Ukraine's intelligence service said 41 Russian aircraft were hit at four air bases stretching from the Finnish border to Siberia. One targeted base, in the Irkutsk region, lies more than 2,600 miles from the frontlines, making it the farthest target Ukraine has hit during the conflict.
Russia's defense ministry acknowledged in Sunday Telegram messages that drones launched "from an area in close proximity to airfields resulted in several aircraft catching fire."
The operation came a day after Russia launched a massive overnight attack on Ukraine using 472 drones and seven missiles, according to Ukraine's air force – the most drones launched in one operation throughout the conflict.
Separately on Sunday, Ukraine struck two highway bridges in Russian regions close to its borders, killing seven people and injuring 69. One bridge collapsed on a train carrying nearly 400 passengers to Moscow, according to Russian investigators.
Three of the missiles and 372 drones were downed, the air force said.
Ukraine launched the operation a day before Ukraine and Russia will meet for U.S.-mediated negotiations in Istanbul, Turkey, to end the grinding conflict.
President Donald Trump has pressed both sides for a ceasefire. Earlier this year, his focus was trained on Ukraine, sparking tension with Zelensky that exploded into public view during a combative Oval Office meeting in late February.

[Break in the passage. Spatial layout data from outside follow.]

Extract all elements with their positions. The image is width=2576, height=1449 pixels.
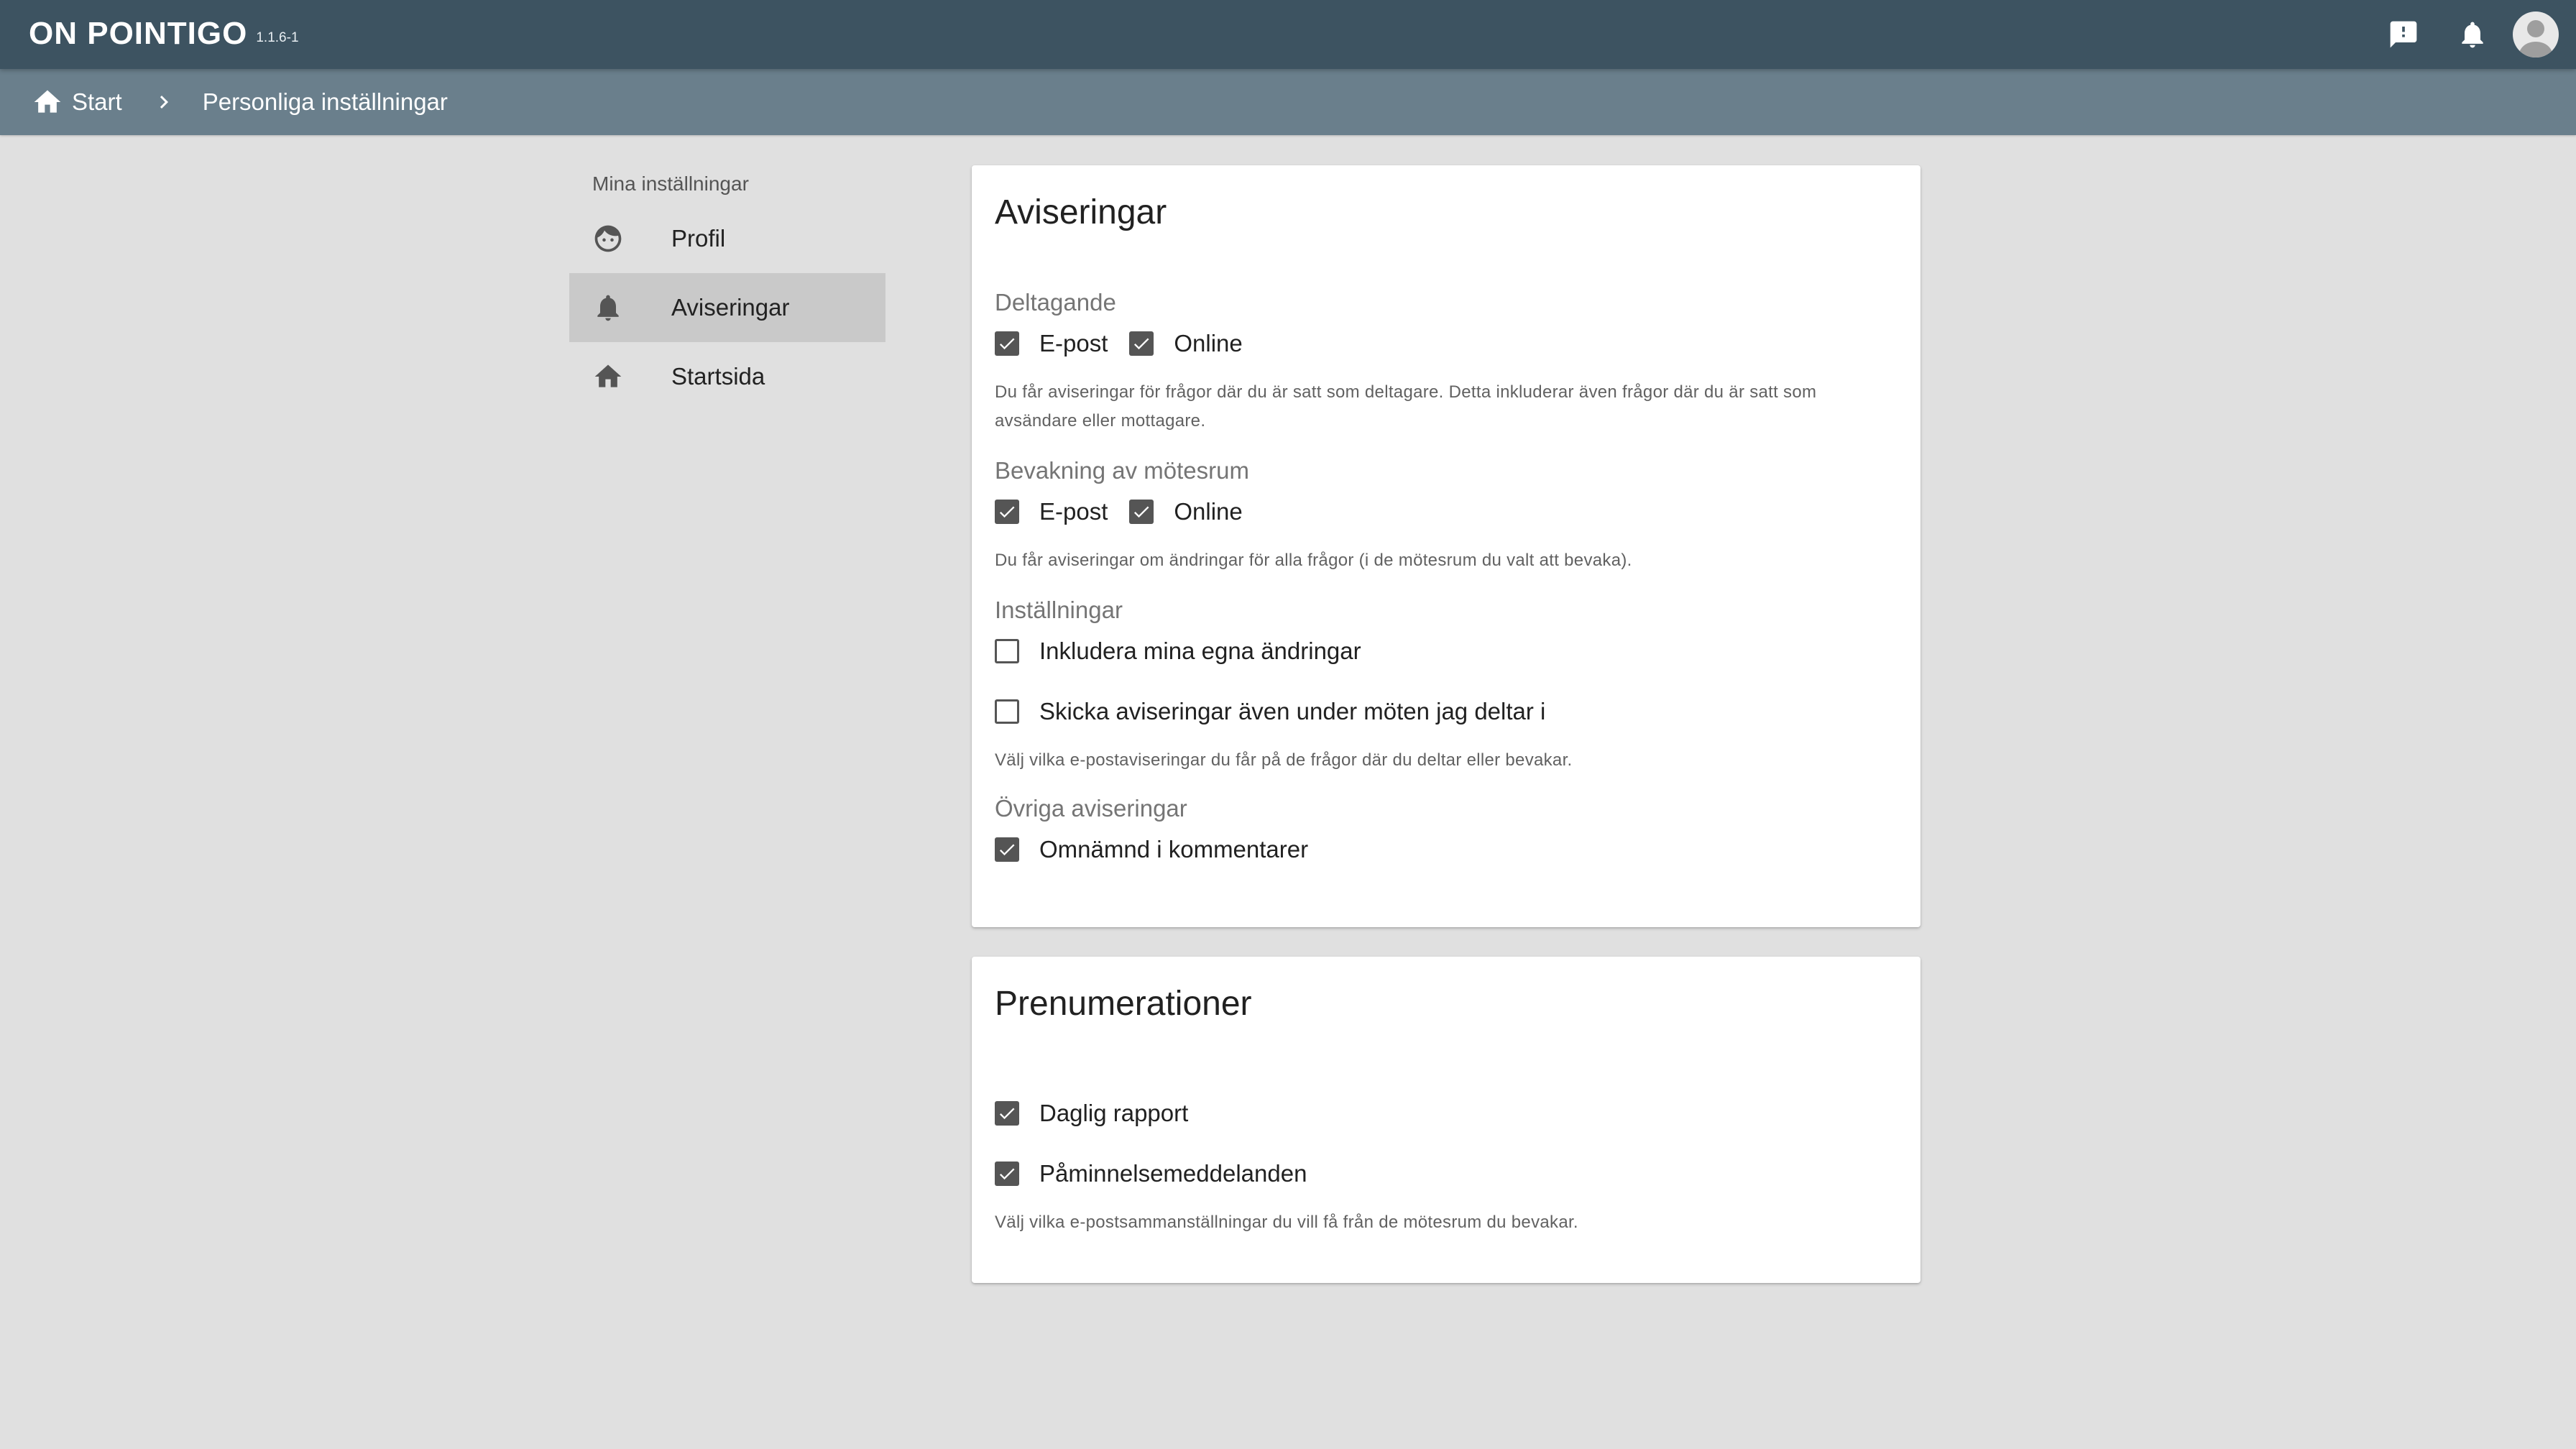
section-label-room-watch: Bevakning av mötesrum	[995, 457, 1249, 484]
checkbox-checked-icon	[995, 1101, 1019, 1126]
app-version: 1.1.6-1	[256, 30, 299, 45]
settings-menu: Mina inställningar Profil Aviseringar St…	[569, 164, 886, 411]
topbar-actions	[2369, 0, 2576, 69]
section-label-participation: Deltagande	[995, 289, 1116, 316]
include-own-changes-checkbox[interactable]: Inkludera mina egna ändringar	[995, 638, 1361, 665]
breadcrumb-home[interactable]: Start	[32, 86, 122, 118]
settings-menu-title: Mina inställningar	[592, 172, 749, 195]
breadcrumb: Start Personliga inställningar	[0, 69, 2576, 135]
card-title: Prenumerationer	[995, 985, 1252, 1023]
checkbox-checked-icon	[995, 331, 1019, 356]
bell-icon	[592, 292, 624, 323]
notifications-card: Aviseringar Deltagande E-post Online Du …	[972, 165, 1920, 927]
subscriptions-card: Prenumerationer Daglig rapport Påminnels…	[972, 957, 1920, 1283]
room-watch-options: E-post Online	[995, 496, 1264, 528]
settings-hint: Välj vilka e-postaviseringar du får på d…	[995, 750, 1573, 770]
chevron-right-icon	[151, 89, 177, 115]
checkbox-label: Online	[1174, 498, 1243, 525]
sidebar-item-startsida[interactable]: Startsida	[569, 342, 886, 411]
participation-email-checkbox[interactable]: E-post	[995, 330, 1108, 357]
notify-during-meetings-checkbox[interactable]: Skicka aviseringar även under möten jag …	[995, 698, 1545, 725]
checkbox-checked-icon	[1129, 331, 1154, 356]
room-watch-online-checkbox[interactable]: Online	[1129, 498, 1243, 525]
feedback-icon[interactable]	[2369, 0, 2438, 69]
checkbox-label: Online	[1174, 330, 1243, 356]
checkbox-checked-icon	[1129, 500, 1154, 524]
sidebar-item-profil[interactable]: Profil	[569, 204, 886, 273]
participation-hint: Du får aviseringar för frågor där du är …	[995, 382, 1817, 431]
checkbox-label: Inkludera mina egna ändringar	[1039, 638, 1361, 664]
sidebar-item-aviseringar[interactable]: Aviseringar	[569, 273, 886, 342]
section-label-settings: Inställningar	[995, 597, 1123, 623]
checkbox-label: Skicka aviseringar även under möten jag …	[1039, 698, 1546, 724]
subscriptions-hint: Välj vilka e-postsammanställningar du vi…	[995, 1213, 1578, 1232]
checkbox-label: E-post	[1039, 498, 1108, 525]
logo-text: ON POINTIGO	[29, 16, 248, 51]
room-watch-hint: Du får aviseringar om ändringar för alla…	[995, 551, 1632, 570]
checkbox-label: Daglig rapport	[1039, 1100, 1189, 1126]
daily-report-checkbox[interactable]: Daglig rapport	[995, 1100, 1188, 1127]
checkbox-checked-icon	[995, 1162, 1019, 1186]
sidebar-item-label: Aviseringar	[671, 294, 790, 321]
reminders-row: Påminnelsemeddelanden	[995, 1158, 1328, 1190]
account-avatar-icon[interactable]	[2513, 12, 2559, 58]
checkbox-checked-icon	[995, 500, 1019, 524]
reminders-checkbox[interactable]: Påminnelsemeddelanden	[995, 1160, 1307, 1187]
home-icon	[34, 90, 61, 113]
app-logo[interactable]: ON POINTIGO 1.1.6-1	[29, 16, 299, 52]
checkbox-checked-icon	[995, 837, 1019, 862]
checkbox-unchecked-icon	[995, 639, 1019, 663]
face-icon	[592, 223, 624, 254]
participation-online-checkbox[interactable]: Online	[1129, 330, 1243, 357]
breadcrumb-home-label: Start	[72, 88, 122, 115]
breadcrumb-current: Personliga inställningar	[202, 88, 448, 115]
checkbox-label: E-post	[1039, 330, 1108, 356]
section-label-other: Övriga aviseringar	[995, 795, 1187, 822]
mentioned-row: Omnämnd i kommentarer	[995, 834, 1330, 865]
checkbox-label: Påminnelsemeddelanden	[1039, 1160, 1307, 1187]
participation-options: E-post Online	[995, 328, 1264, 359]
include-own-changes-row: Inkludera mina egna ändringar	[995, 635, 1383, 667]
home-icon	[592, 361, 624, 392]
checkbox-label: Omnämnd i kommentarer	[1039, 836, 1309, 862]
mentioned-in-comments-checkbox[interactable]: Omnämnd i kommentarer	[995, 836, 1308, 863]
card-title: Aviseringar	[995, 193, 1167, 231]
sidebar-item-label: Startsida	[671, 363, 765, 390]
room-watch-email-checkbox[interactable]: E-post	[995, 498, 1108, 525]
checkbox-unchecked-icon	[995, 699, 1019, 724]
during-meetings-row: Skicka aviseringar även under möten jag …	[995, 696, 1567, 727]
bell-icon[interactable]	[2438, 0, 2507, 69]
daily-report-row: Daglig rapport	[995, 1098, 1210, 1129]
sidebar-item-label: Profil	[671, 225, 726, 252]
app-bar: ON POINTIGO 1.1.6-1	[0, 0, 2576, 69]
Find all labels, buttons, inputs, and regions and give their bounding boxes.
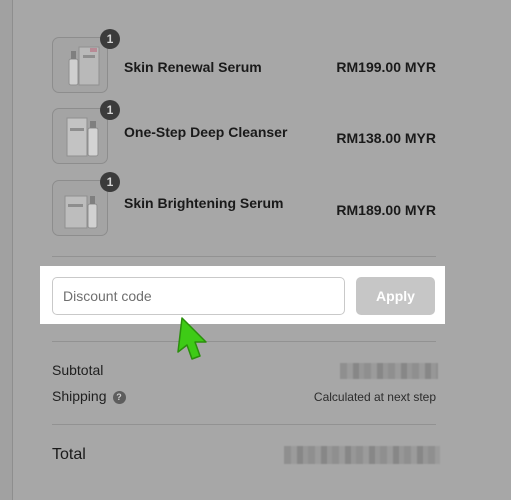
divider bbox=[52, 341, 436, 342]
line-item: 1 Skin Renewal Serum RM199.00 MYR bbox=[52, 29, 436, 97]
product-price: RM199.00 MYR bbox=[336, 59, 436, 75]
product-thumbnail bbox=[52, 108, 108, 164]
quantity-badge: 1 bbox=[100, 172, 120, 192]
arrow-pointer-icon bbox=[177, 317, 207, 360]
shipping-label: Shipping bbox=[52, 388, 107, 404]
shipping-value: Calculated at next step bbox=[313, 390, 436, 404]
line-item: 1 One-Step Deep Cleanser RM138.00 MYR bbox=[52, 100, 436, 168]
serum-bottle-box-icon bbox=[68, 46, 100, 86]
product-price: RM138.00 MYR bbox=[336, 130, 436, 146]
product-name: Skin Renewal Serum bbox=[124, 59, 262, 75]
cleanser-bottle-box-icon bbox=[66, 117, 99, 157]
quantity-badge: 1 bbox=[100, 100, 120, 120]
divider bbox=[52, 256, 436, 257]
discount-code-panel: Apply bbox=[40, 266, 445, 324]
product-name: Skin Brightening Serum bbox=[124, 195, 284, 211]
product-name: One-Step Deep Cleanser bbox=[124, 124, 288, 140]
apply-discount-button[interactable]: Apply bbox=[356, 277, 435, 315]
total-value-pixelated bbox=[284, 446, 440, 464]
subtotal-label: Subtotal bbox=[52, 362, 104, 378]
serum-bottle-box-icon bbox=[64, 195, 98, 229]
total-label: Total bbox=[52, 446, 86, 463]
line-item: 1 Skin Brightening Serum RM189.00 MYR bbox=[52, 172, 436, 240]
shipping-row: Shipping? bbox=[52, 388, 126, 404]
quantity-badge: 1 bbox=[100, 29, 120, 49]
discount-code-input[interactable] bbox=[52, 277, 345, 315]
product-thumbnail bbox=[52, 37, 108, 93]
page-edge bbox=[0, 0, 13, 500]
subtotal-value-pixelated bbox=[340, 363, 438, 379]
divider bbox=[52, 424, 436, 425]
question-icon[interactable]: ? bbox=[112, 390, 126, 404]
product-price: RM189.00 MYR bbox=[336, 202, 436, 218]
product-thumbnail bbox=[52, 180, 108, 236]
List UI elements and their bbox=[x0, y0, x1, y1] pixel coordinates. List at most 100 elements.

But in recent weeks, Trump has grown more frustrated with Russian President Vladimir Putin's dug-in position in negotiations.
In his starkest criticism of Putin to date, Trump said Putin had "gone absolutely CRAZY" after Russia launched a barrage of drones and missiles into Ukrainian cities last weekend that killed a dozen people.
"I've always had a very good relationship with Vladimir Putin of Russia, but something has happened to him. He has gone absolutely CRAZY!" Trump wrote in a May 25 Truth Social.
Trump said days later in the Oval Office that he was "very disappointed" that "people were killed in the middle of what you would call a negotiation."